C’est exactement ce que le secrétaire à la Défense Pete Hegseth a annoncé, également le 12 février, dans ses remarques devant ses homologues du Groupe de Contact sur la défense de l’Ukraine à Bruxelles. Les arguments avancés sont sans ambiguïté :

  • Le retour aux frontières de 2014 de l'Ukraine est un objectif irréaliste.
  • Une paix durable doit inclure des garanties de sécurité solides.
  • L'Ukraine ne pourra pas adhérer à l'OTAN.
  • Si des troupes européennes étaient déployées en Ukraine, ce ne serait pas sous mandat de l’OTAN (donc sans la protection de l'Article 5).
  • Pas de troupes américaines sur le terrain.
  • Ce sera à l’Europe d'assumer la totalité du soutien militaire et financier à l'Ukraine.

Il convient de noter que l’annonce à Bruxelles de ce désengagement radical américain est intervenue sensiblement au moment où les présidents Trump et Poutine parlaient au téléphone. Cela signifie que, compte tenu des délais de mise au point et de rédaction, le texte de Pete Hegseth a été rédigé avant la conversation entre les deux chefs d’État. Il est vraisemblable que la date et l’heure de cette dernière ont été prévues pour coïncider avec la réunion de Bruxelles et que cela s’est fait avec l’assentiment de Moscou lors de contacts précédents.

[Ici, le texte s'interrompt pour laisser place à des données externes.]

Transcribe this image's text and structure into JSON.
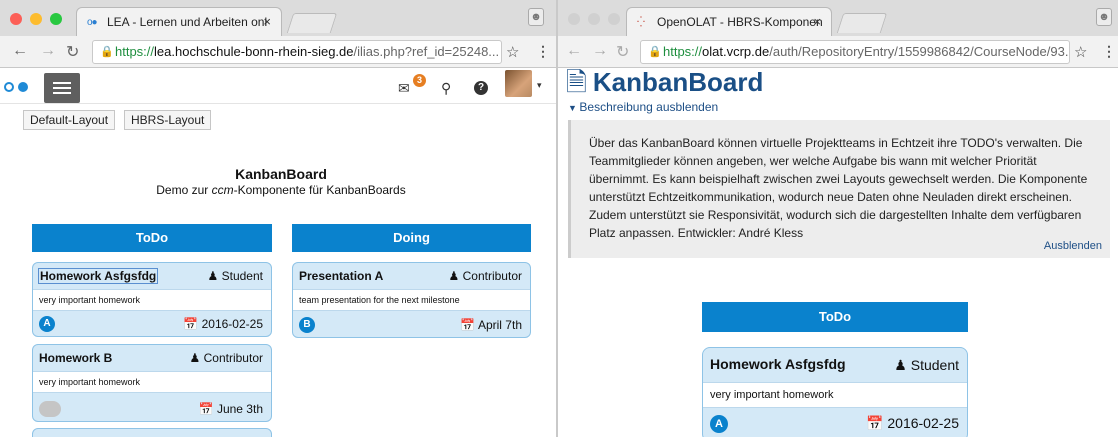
{
  "left_window": {
    "tab_title": "LEA - Lernen und Arbeiten onl",
    "url_https": "https://",
    "url_host": "lea.hochschule-bonn-rhein-sieg.de",
    "url_path": "/ilias.php?ref_id=25248...",
    "notification_count": "3",
    "layout_buttons": [
      "Default-Layout",
      "HBRS-Layout"
    ],
    "board_title": "KanbanBoard",
    "board_subtitle_pre": "Demo zur ",
    "board_subtitle_em": "ccm",
    "board_subtitle_post": "-Komponente für KanbanBoards",
    "columns": [
      "ToDo",
      "Doing"
    ],
    "cards": [
      {
        "title": "Homework Asfgsfdg",
        "user": "Student",
        "desc": "very important homework",
        "prio": "A",
        "due": "2016-02-25"
      },
      {
        "title": "Homework B",
        "user": "Contributor",
        "desc": "very important homework",
        "prio": "",
        "due": "June 3th"
      },
      {
        "title": "Presentation A",
        "user": "Contributor",
        "desc": "team presentation for the next milestone",
        "prio": "B",
        "due": "April 7th"
      }
    ]
  },
  "right_window": {
    "tab_title": "OpenOLAT - HBRS-Komponen",
    "url_https": "https://",
    "url_host": "olat.vcrp.de",
    "url_path": "/auth/RepositoryEntry/1559986842/CourseNode/93...",
    "page_title": "KanbanBoard",
    "toggle_label": "Beschreibung ausblenden",
    "description": "Über das KanbanBoard können virtuelle Projektteams in Echtzeit ihre TODO's verwalten. Die Teammitglieder können angeben, wer welche Aufgabe bis wann mit welcher Priorität übernimmt. Es kann beispielhaft zwischen zwei Layouts gewechselt werden. Die Komponente unterstützt Echtzeitkommunikation, wodurch neue Daten ohne Neuladen direkt erscheinen. Zudem unterstützt sie Responsivität, wodurch sich die dargestellten Inhalte dem verfügbaren Platz anpassen. Entwickler: André Kless",
    "hide_link": "Ausblenden",
    "column": "ToDo",
    "card": {
      "title": "Homework Asfgsfdg",
      "user": "Student",
      "desc": "very important homework",
      "prio": "A",
      "due": "2016-02-25"
    }
  },
  "colors": {
    "accent": "#0a82cd",
    "card_bg": "#d4e9f7",
    "link": "#1e4f86"
  }
}
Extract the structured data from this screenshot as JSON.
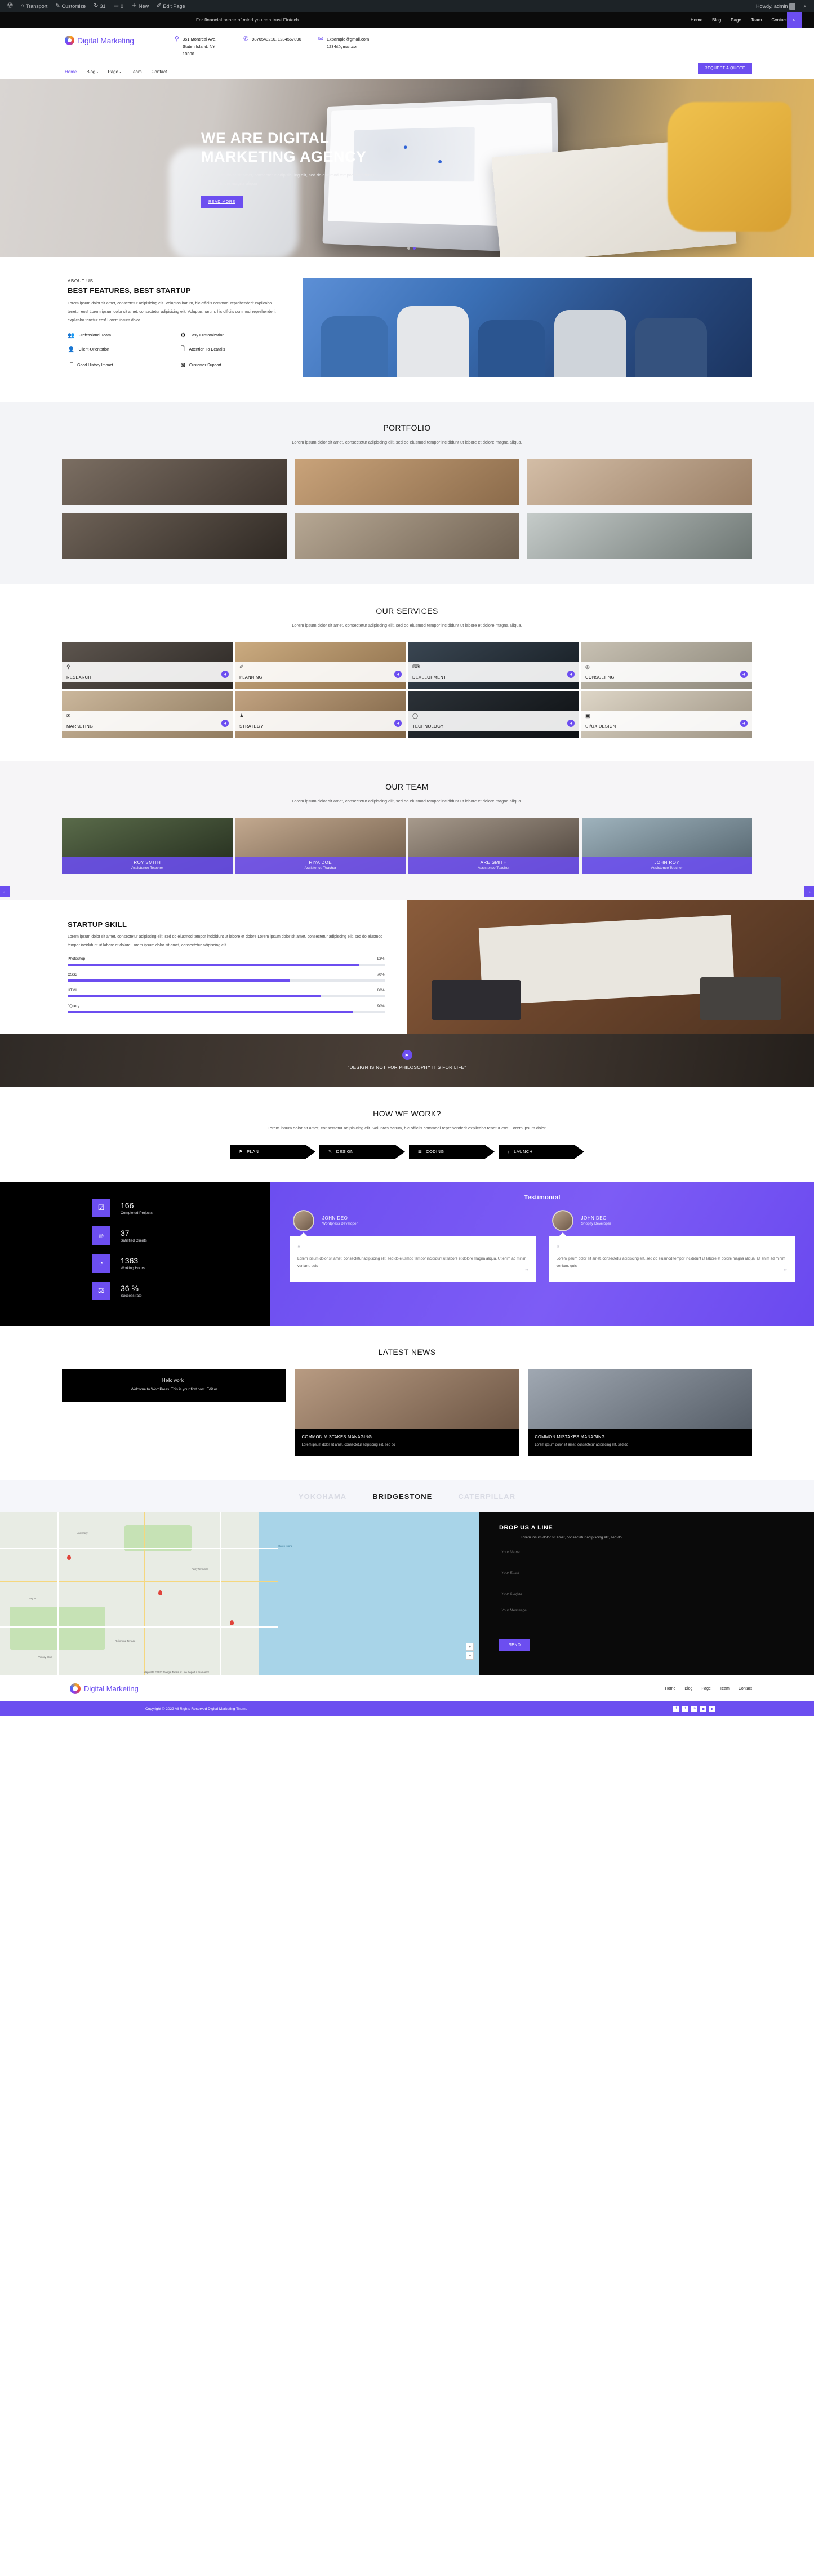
{
  "admin_bar": {
    "items": [
      {
        "icon": "wordpress-icon",
        "label": ""
      },
      {
        "icon": "dashboard-icon",
        "label": "Transport"
      },
      {
        "icon": "brush-icon",
        "label": "Customize"
      },
      {
        "icon": "updates-icon",
        "label": "31"
      },
      {
        "icon": "comment-icon",
        "label": "0"
      },
      {
        "icon": "plus-icon",
        "label": "New"
      },
      {
        "icon": "pencil-icon",
        "label": "Edit Page"
      }
    ],
    "howdy": "Howdy, admin",
    "search_icon": "search-icon"
  },
  "topbar": {
    "tagline": "For financial peace of mind you can trust Fintech",
    "nav": [
      "Home",
      "Blog",
      "Page",
      "Team",
      "Contact"
    ],
    "search_icon": "search-icon"
  },
  "header": {
    "logo_text": "Digital Marketing",
    "address": "351 Montreal Ave, Staten Island, NY 10306",
    "phone": "9876543210, 1234567890",
    "email_line1": "Expample@gmail.com",
    "email_line2": "1234@gmail.com",
    "nav": [
      {
        "label": "Home",
        "active": true,
        "caret": false
      },
      {
        "label": "Blog",
        "active": false,
        "caret": true
      },
      {
        "label": "Page",
        "active": false,
        "caret": true
      },
      {
        "label": "Team",
        "active": false,
        "caret": false
      },
      {
        "label": "Contact",
        "active": false,
        "caret": false
      }
    ],
    "quote_button": "REQUEST A QUOTE"
  },
  "hero": {
    "title_line1": "WE ARE DIGITAL",
    "title_line2": "MARKETING AGENCY",
    "description": "Lorem ipsum dolor sit amet, consectetur adipisic- ing elit, sed do eiusmod tempor incididunt ut labore et dolore magna aliqua",
    "button": "READ MORE",
    "slide_dots": 2,
    "active_dot": 1
  },
  "about": {
    "kicker": "ABOUT US",
    "title": "BEST FEATURES, BEST STARTUP",
    "body": "Lorem ipsum dolor sit amet, consectetur adipisicing elit. Voluptas harum, hic officiis commodi reprehenderit explicabo tenetur eos! Lorem ipsum dolor sit amet, consectetur adipisicing elit. Voluptas harum, hic officiis commodi reprehenderit explicabo tenetur eos! Lorem ipsum dolor.",
    "features": [
      {
        "icon": "team-icon",
        "glyph": "⛬",
        "label": "Professional Team"
      },
      {
        "icon": "gears-icon",
        "glyph": "⚙",
        "label": "Easy Customization"
      },
      {
        "icon": "person-icon",
        "glyph": "●",
        "label": "Client-Orientation"
      },
      {
        "icon": "document-icon",
        "glyph": "❐",
        "label": "Attention To Deatails"
      },
      {
        "icon": "folder-icon",
        "glyph": "▰",
        "label": "Good History Impact"
      },
      {
        "icon": "support-icon",
        "glyph": "⌧",
        "label": "Customer Support"
      }
    ]
  },
  "portfolio": {
    "title": "PORTFOLIO",
    "subtitle": "Lorem ipsum dolor sit amet, consectetur adipiscing elit, sed do eiusmod tempor incididunt ut labore et dolore magna aliqua.",
    "items": [
      {
        "alt": "two-men-meeting",
        "c1": "#7b6e62",
        "c2": "#3f3630"
      },
      {
        "alt": "whiteboard-session",
        "c1": "#c9a37a",
        "c2": "#8a6a4a"
      },
      {
        "alt": "woman-at-desk",
        "c1": "#d3bda6",
        "c2": "#9a7f66"
      },
      {
        "alt": "team-sticky-notes",
        "c1": "#6e6257",
        "c2": "#2e2823"
      },
      {
        "alt": "laptop-tablet-desk",
        "c1": "#b7a894",
        "c2": "#6f6152"
      },
      {
        "alt": "dual-monitor-setup",
        "c1": "#c5cbc9",
        "c2": "#6d7673"
      }
    ]
  },
  "services": {
    "title": "OUR SERVICES",
    "subtitle": "Lorem ipsum dolor sit amet, consectetur adipiscing elit, sed do eiusmod tempor incididunt ut labore et dolore magna aliqua.",
    "items": [
      {
        "label": "RESEARCH",
        "icon": "magnify-chart-icon",
        "glyph": "⚲",
        "c1": "#5d554e",
        "c2": "#2b2724"
      },
      {
        "label": "PLANNING",
        "icon": "plan-doc-icon",
        "glyph": "✐",
        "c1": "#cbab80",
        "c2": "#8d6f4b"
      },
      {
        "label": "DEVELOPMENT",
        "icon": "code-device-icon",
        "glyph": "⌨",
        "c1": "#3a4652",
        "c2": "#151c22"
      },
      {
        "label": "CONSULTING",
        "icon": "target-icon",
        "glyph": "◎",
        "c1": "#c8c1b3",
        "c2": "#8b8679"
      },
      {
        "label": "MARKETING",
        "icon": "megaphone-icon",
        "glyph": "✉",
        "c1": "#cbb79c",
        "c2": "#8f7a5e"
      },
      {
        "label": "STRATEGY",
        "icon": "chess-icon",
        "glyph": "♟",
        "c1": "#c2a381",
        "c2": "#7d6345"
      },
      {
        "label": "TECHNOLOGY",
        "icon": "mouse-icon",
        "glyph": "◯",
        "c1": "#2c3238",
        "c2": "#0d1013"
      },
      {
        "label": "UI/UX DESIGN",
        "icon": "monitor-icon",
        "glyph": "▣",
        "c1": "#ded6c7",
        "c2": "#9d9383"
      }
    ]
  },
  "team": {
    "title": "OUR TEAM",
    "subtitle": "Lorem ipsum dolor sit amet, consectetur adipiscing elit, sed do eiusmod tempor incididunt ut labore et dolore magna aliqua.",
    "prev_icon": "arrow-left-icon",
    "next_icon": "arrow-right-icon",
    "members": [
      {
        "name": "ROY SMITH",
        "role": "Assistence Teacher",
        "c1": "#5a6b4a",
        "c2": "#222b1c"
      },
      {
        "name": "RIYA DOE",
        "role": "Assistence Teacher",
        "c1": "#c3a98f",
        "c2": "#6d5a48"
      },
      {
        "name": "ARE SMITH",
        "role": "Assistence Teacher",
        "c1": "#a79a8c",
        "c2": "#4a4038"
      },
      {
        "name": "JOHN ROY",
        "role": "Assistence Teacher",
        "c1": "#9fb3bd",
        "c2": "#4f5f69"
      }
    ]
  },
  "skill": {
    "title": "STARTUP SKILL",
    "body": "Lorem ipsum dolor sit amet, consectetur adipiscing elit, sed do eiusmod tempor incididunt ut labore et dolore.Lorem ipsum dolor sit amet, consectetur adipiscing elit, sed do eiusmod tempor incididunt ut labore et dolore.Lorem ipsum dolor sit amet, consectetur adipiscing elit.",
    "bars": [
      {
        "label": "Photoshop",
        "value": "92%",
        "pct": 92
      },
      {
        "label": "CSS3",
        "value": "70%",
        "pct": 70
      },
      {
        "label": "HTML",
        "value": "80%",
        "pct": 80
      },
      {
        "label": "JQuery",
        "value": "90%",
        "pct": 90
      }
    ]
  },
  "video_cta": {
    "play_icon": "play-icon",
    "quote": "\"DESIGN IS NOT FOR PHILOSOPHY IT'S FOR LIFE\""
  },
  "how_we_work": {
    "title": "HOW WE WORK?",
    "subtitle": "Lorem ipsum dolor sit amet, consectetur adipisicing elit. Voluptas harum, hic officiis commodi reprehenderit explicabo tenetur eos! Lorem ipsum dolor.",
    "steps": [
      {
        "label": "PLAN",
        "icon": "lighthouse-icon",
        "glyph": "⚑"
      },
      {
        "label": "DESIGN",
        "icon": "ruler-icon",
        "glyph": "✎"
      },
      {
        "label": "CODING",
        "icon": "browser-icon",
        "glyph": "☰"
      },
      {
        "label": "LAUNCH",
        "icon": "rocket-icon",
        "glyph": "↑"
      }
    ]
  },
  "counters": [
    {
      "value": "166",
      "label": "Completed Projects",
      "icon": "document-check-icon",
      "glyph": "☑"
    },
    {
      "value": "37",
      "label": "Satisfied Clients",
      "icon": "user-plus-icon",
      "glyph": "☺"
    },
    {
      "value": "1363",
      "label": "Working Hours",
      "icon": "clock-icon",
      "glyph": "◔"
    },
    {
      "value": "36 %",
      "label": "Success rate",
      "icon": "trophy-icon",
      "glyph": "⚖"
    }
  ],
  "testimonial": {
    "title": "Testimonial",
    "items": [
      {
        "name": "JOHN DEO",
        "role": "Wordpress Developer",
        "quote": "Lorem ipsum dolor sit amet, consectetur adipiscing elit, sed do eiusmod tempor incididunt ut labore et dolore magna aliqua. Ut enim ad minim veniam, quis",
        "open_quote": "“",
        "close_quote": "”"
      },
      {
        "name": "JOHN DEO",
        "role": "Shopify Developer",
        "quote": "Lorem ipsum dolor sit amet, consectetur adipiscing elit, sed do eiusmod tempor incididunt ut labore et dolore magna aliqua. Ut enim ad minim veniam, quis",
        "open_quote": "“",
        "close_quote": "”"
      }
    ]
  },
  "news": {
    "title": "LATEST NEWS",
    "first_post": {
      "title": "Hello world!",
      "excerpt": "Welcome to WordPress. This is your first post. Edit or"
    },
    "posts": [
      {
        "title": "COMMON MISTAKES MANAGING",
        "excerpt": "Lorem ipsum dolor sit amet, consectetur adipiscing elit, sed do",
        "c1": "#b89b82",
        "c2": "#6c5544"
      },
      {
        "title": "COMMON MISTAKES MANAGING",
        "excerpt": "Lorem ipsum dolor sit amet, consectetur adipiscing elit, sed do",
        "c1": "#a0a8b2",
        "c2": "#565e68"
      }
    ]
  },
  "brands": [
    "YOKOHAMA",
    "BRIDGESTONE",
    "CATERPILLAR"
  ],
  "contact_form": {
    "title": "DROP US A LINE",
    "subtitle": "Lorem ipsum dolor sit amet, consectetur adipiscing elit, sed do",
    "fields": [
      {
        "name": "your-name",
        "placeholder": "Your Name",
        "value": ""
      },
      {
        "name": "your-email",
        "placeholder": "Your Email",
        "value": ""
      },
      {
        "name": "your-subject",
        "placeholder": "Your Subject",
        "value": ""
      },
      {
        "name": "your-message",
        "placeholder": "Your Messsage",
        "value": ""
      }
    ],
    "submit": "SEND"
  },
  "map": {
    "labels": [
      "University",
      "Ferry Terminal",
      "Bay St",
      "Richmond Terrace",
      "Staten Island",
      "Victory Blvd"
    ],
    "zoom_in": "+",
    "zoom_out": "−",
    "attribution": "Map data ©2022 Google  Terms of Use  Report a map error"
  },
  "footer": {
    "logo_text": "Digital Marketing",
    "nav": [
      "Home",
      "Blog",
      "Page",
      "Team",
      "Contact"
    ],
    "copyright": "Copyright © 2022 All Rights Reserved Digital Marketing Theme.",
    "socials": [
      {
        "icon": "facebook-icon",
        "glyph": "f"
      },
      {
        "icon": "twitter-icon",
        "glyph": "t"
      },
      {
        "icon": "linkedin-icon",
        "glyph": "in"
      },
      {
        "icon": "instagram-icon",
        "glyph": "▣"
      },
      {
        "icon": "youtube-icon",
        "glyph": "▶"
      }
    ]
  },
  "colors": {
    "accent": "#6c4ef0",
    "dark": "#000000",
    "light_gray": "#f3f4f7"
  }
}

Peut-être lors d’une précédente conversation téléphonique entre les deux présidents que Donald Trump avait évoquée dans une interview au New York Post, le 8 février, mais que le Kremlin n’avait ni confirmée ni démentie.

En tout cas, autre point important, le locataire de la Maison Blanche a désigné une équipe pour mener les futures négociations : Marco Rubio (secrétaire d'État), John Ratcliffe (directeur de la CIA), Michael Waltz (conseiller à la Sécurité nationale) et Steve Witkoff (ambassadeur et envoyé spécial). Un nom important manque à l’appel : celui du général Keith Kellogg, censé être l’envoyé spécial de Donald Trump pour la Russie et l’Ukraine. Selon certaines sources, il aurait été mis sur la touche à la suite de la révélation que sa fille dirige une ONG impliquée dans le transfert de mercenaires blessés hors d’Ukraine. Mais on peut avancer une autre raison : Kellogg était censé présenter un « plan de paix » pour l’Ukraine à la Conférence de Munich du 14 au 16 février prochains. Or, ce plan reflétait une position occidentale directement inspirée de la position des néoconservateurs et s’articulait en trois points : 1) le gel du conflit sur les lignes actuelles, 2) l'adhésion de l’Ukraine à l'OTAN repoussée à plus tard, 3) le déploiement de troupes européennes.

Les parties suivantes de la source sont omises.